Focken was hit in the left shoulder.
"I was talking to one of my guys when I got shot," he said. "It felt like a bolt of electricity going through my arm."
He was able to maintain order among his soldiers even after he was shot, and his soldiers applied aid to try to stop his bleeding. Once on the ground, a German medic tended to his wound, and then he was able to get to the helicopter.
"His attitude was probably one of the best I've seen out of any injured soldier," Woken said. "He was still in top physical condition. He was able to jump into the helicopter even though it was three and a half feet off the ground. He was able to speak with me and explain how he was feeling. And at the end of the mission, he walked off the helicopter."
Both Woken and Focken were present at the ceremony -- brought together for the event by the German government. The two had not been in contact with each other since Focken departed Woken's Black Hawk in Afghanistan in 2010.
"Normally I'll get my patient, I'll take care of them on the aircraft, then they walk away.

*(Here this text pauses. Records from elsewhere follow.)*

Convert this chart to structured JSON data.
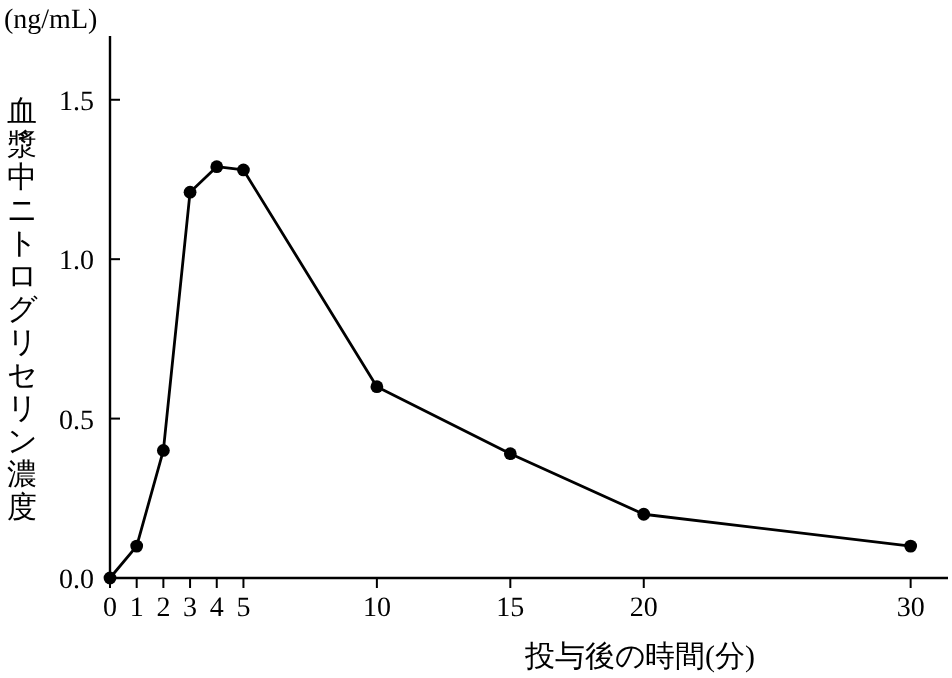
{
  "chart_data": {
    "type": "line",
    "xlabel": "投与後の時間(分)",
    "ylabel": "血漿中ニトログリセリン濃度",
    "annotations": [
      "(ng/mL)"
    ],
    "series": [
      {
        "color": "#000000",
        "marker": "circle",
        "x": [
          0,
          1,
          2,
          3,
          4,
          5,
          10,
          15,
          20,
          30
        ],
        "values": [
          0,
          0.1,
          0.4,
          1.21,
          1.29,
          1.28,
          0.6,
          0.39,
          0.2,
          0.1
        ]
      }
    ],
    "xlim": [
      0,
      31.4
    ],
    "xticks": [
      0,
      1,
      2,
      3,
      4,
      5,
      10,
      15,
      20,
      30
    ],
    "ylim": [
      0,
      1.7
    ],
    "yticks": [
      {
        "value": 0,
        "label": "0.0"
      },
      {
        "value": 0.5,
        "label": "0.5"
      },
      {
        "value": 1,
        "label": "1.0"
      },
      {
        "value": 1.5,
        "label": "1.5"
      }
    ],
    "grid": false,
    "line_style": "solid"
  }
}
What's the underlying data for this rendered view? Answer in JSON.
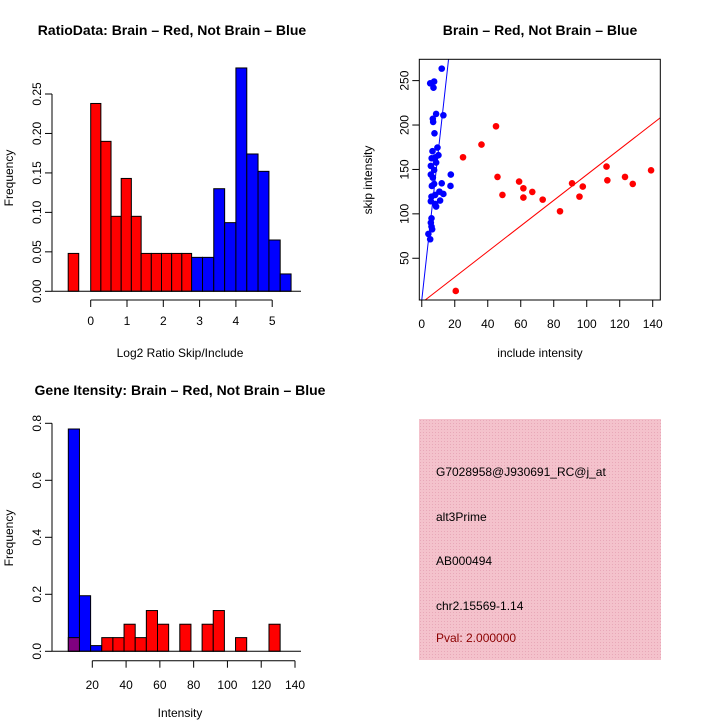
{
  "chart_data": [
    {
      "type": "bar",
      "subtype": "histogram",
      "title": "RatioData: Brain – Red, Not Brain – Blue",
      "xlabel": "Log2 Ratio Skip/Include",
      "ylabel": "Frequency",
      "xticks": [
        "0",
        "1",
        "2",
        "3",
        "4",
        "5"
      ],
      "yticks": [
        "0.00",
        "0.05",
        "0.10",
        "0.15",
        "0.20",
        "0.25"
      ],
      "xlim": [
        -0.7,
        5.8
      ],
      "ylim": [
        0,
        0.285
      ],
      "series": [
        {
          "name": "Brain",
          "color": "#ff0000",
          "bins": [
            [
              -0.62,
              -0.33,
              0.048
            ],
            [
              0,
              0.28,
              0.238
            ],
            [
              0.28,
              0.56,
              0.19
            ],
            [
              0.56,
              0.84,
              0.095
            ],
            [
              0.84,
              1.12,
              0.143
            ],
            [
              1.12,
              1.39,
              0.095
            ],
            [
              1.39,
              1.67,
              0.048
            ],
            [
              1.67,
              1.95,
              0.048
            ],
            [
              1.95,
              2.23,
              0.048
            ],
            [
              2.23,
              2.51,
              0.048
            ],
            [
              2.51,
              2.78,
              0.048
            ]
          ]
        },
        {
          "name": "Not Brain",
          "color": "#0000ff",
          "bins": [
            [
              2.78,
              3.08,
              0.043
            ],
            [
              3.08,
              3.39,
              0.043
            ],
            [
              3.39,
              3.69,
              0.13
            ],
            [
              3.69,
              4.0,
              0.087
            ],
            [
              4.0,
              4.3,
              0.283
            ],
            [
              4.3,
              4.61,
              0.174
            ],
            [
              4.61,
              4.91,
              0.152
            ],
            [
              4.91,
              5.22,
              0.065
            ],
            [
              5.22,
              5.52,
              0.022
            ]
          ]
        }
      ]
    },
    {
      "type": "scatter",
      "title": "Brain – Red, Not Brain – Blue",
      "xlabel": "include intensity",
      "ylabel": "skip intensity",
      "xticks": [
        "0",
        "20",
        "40",
        "60",
        "80",
        "100",
        "120",
        "140"
      ],
      "yticks": [
        "50",
        "100",
        "150",
        "200",
        "250"
      ],
      "xlim": [
        -1.5,
        144.6
      ],
      "ylim": [
        3,
        274
      ],
      "series": [
        {
          "name": "Brain",
          "color": "#ff0000",
          "fit_slope": 1.44,
          "fit_intercept": 0,
          "points": [
            [
              25,
              163.7
            ],
            [
              36.2,
              178
            ],
            [
              45,
              198.6
            ],
            [
              45.9,
              141.6
            ],
            [
              48.9,
              121.3
            ],
            [
              59,
              136.3
            ],
            [
              61.6,
              128.8
            ],
            [
              61.6,
              118.3
            ],
            [
              67,
              124.7
            ],
            [
              73.3,
              116
            ],
            [
              83.8,
              102.9
            ],
            [
              91.1,
              134.4
            ],
            [
              97.6,
              130.7
            ],
            [
              95.6,
              119.4
            ],
            [
              112,
              153.2
            ],
            [
              112.5,
              137.8
            ],
            [
              123.2,
              141.6
            ],
            [
              127.9,
              133.7
            ],
            [
              139,
              149
            ],
            [
              20.6,
              13.2
            ]
          ]
        },
        {
          "name": "Not Brain",
          "color": "#0000ff",
          "fit_slope": 16.7,
          "fit_intercept": 3,
          "points": [
            [
              12.1,
              263.5
            ],
            [
              5.1,
              247
            ],
            [
              7.5,
              249
            ],
            [
              7.1,
              242
            ],
            [
              8.7,
              212.5
            ],
            [
              13.1,
              211
            ],
            [
              6.7,
              207
            ],
            [
              6.9,
              203.5
            ],
            [
              7.7,
              190.7
            ],
            [
              9.5,
              174.6
            ],
            [
              6.5,
              170.5
            ],
            [
              10.1,
              166
            ],
            [
              6,
              162.6
            ],
            [
              8.3,
              163.7
            ],
            [
              8.7,
              157.7
            ],
            [
              5.5,
              154
            ],
            [
              7.5,
              149.4
            ],
            [
              17.6,
              144.2
            ],
            [
              5.5,
              144.2
            ],
            [
              6.7,
              140.8
            ],
            [
              12.1,
              134.4
            ],
            [
              6.1,
              131.4
            ],
            [
              17.4,
              131.4
            ],
            [
              7.5,
              133.7
            ],
            [
              10.7,
              125
            ],
            [
              13.1,
              122.4
            ],
            [
              5.9,
              119.4
            ],
            [
              11.1,
              115
            ],
            [
              5.5,
              114.2
            ],
            [
              8.1,
              111.2
            ],
            [
              8.7,
              108.2
            ],
            [
              5.9,
              95
            ],
            [
              5.5,
              90
            ],
            [
              5.9,
              85.6
            ],
            [
              6.3,
              82.6
            ],
            [
              4,
              77.4
            ],
            [
              5.1,
              71.4
            ],
            [
              8.1,
              121.3
            ]
          ]
        }
      ]
    },
    {
      "type": "bar",
      "subtype": "histogram",
      "title": "Gene Itensity: Brain – Red, Not Brain – Blue",
      "xlabel": "Intensity",
      "ylabel": "Frequency",
      "xticks": [
        "20",
        "40",
        "60",
        "80",
        "100",
        "120",
        "140"
      ],
      "yticks": [
        "0.0",
        "0.2",
        "0.4",
        "0.6",
        "0.8"
      ],
      "bin_start": 5.8,
      "bin_width": 6.6,
      "ylim": [
        0,
        0.8
      ],
      "overlap_color": "#800080",
      "series": [
        {
          "name": "Not Brain",
          "color": "#0000ff",
          "values": [
            0.78,
            0.195,
            0.02
          ]
        },
        {
          "name": "Brain",
          "color": "#ff0000",
          "values": [
            0.048,
            0,
            0,
            0.048,
            0.048,
            0.095,
            0.048,
            0.143,
            0.095,
            0,
            0.095,
            0,
            0.095,
            0.143,
            0,
            0.048,
            0,
            0,
            0.095
          ]
        }
      ]
    }
  ],
  "info_panel": {
    "background": "#f4c2cc",
    "lines": [
      "G7028958@J930691_RC@j_at",
      "alt3Prime",
      "AB000494",
      "chr2.15569-1.14"
    ],
    "pval": "Pval: 2.000000",
    "pval_color": "#8b0000"
  }
}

I never hear or see from them again," Woken said. "This morning, I got to meet Corporal Tim Focken and start a relationship. It provides a lot of closure for me."
For Focken, he got a chance to say "thank you" to one of the American soldiers that helped save his life. "It's a great thing to say 'thank you' personally to Sergeant Woken and to his crew that saved me," he said.
Ammon said the award ceremony was about more than just a medal. He said it was about an enduring friendship between two allied nations.
"Today is more than just paying tribute to the bravery of one courageous serviceman who saved a fellow soldier," Ammon said. "Today, we also celebrate the lasting vitality of our alliance in challenging times -- an alliance that has roots going back to the American revolution of 1776, and an alliance that will remain a cornerstone of our security well into the 21st century."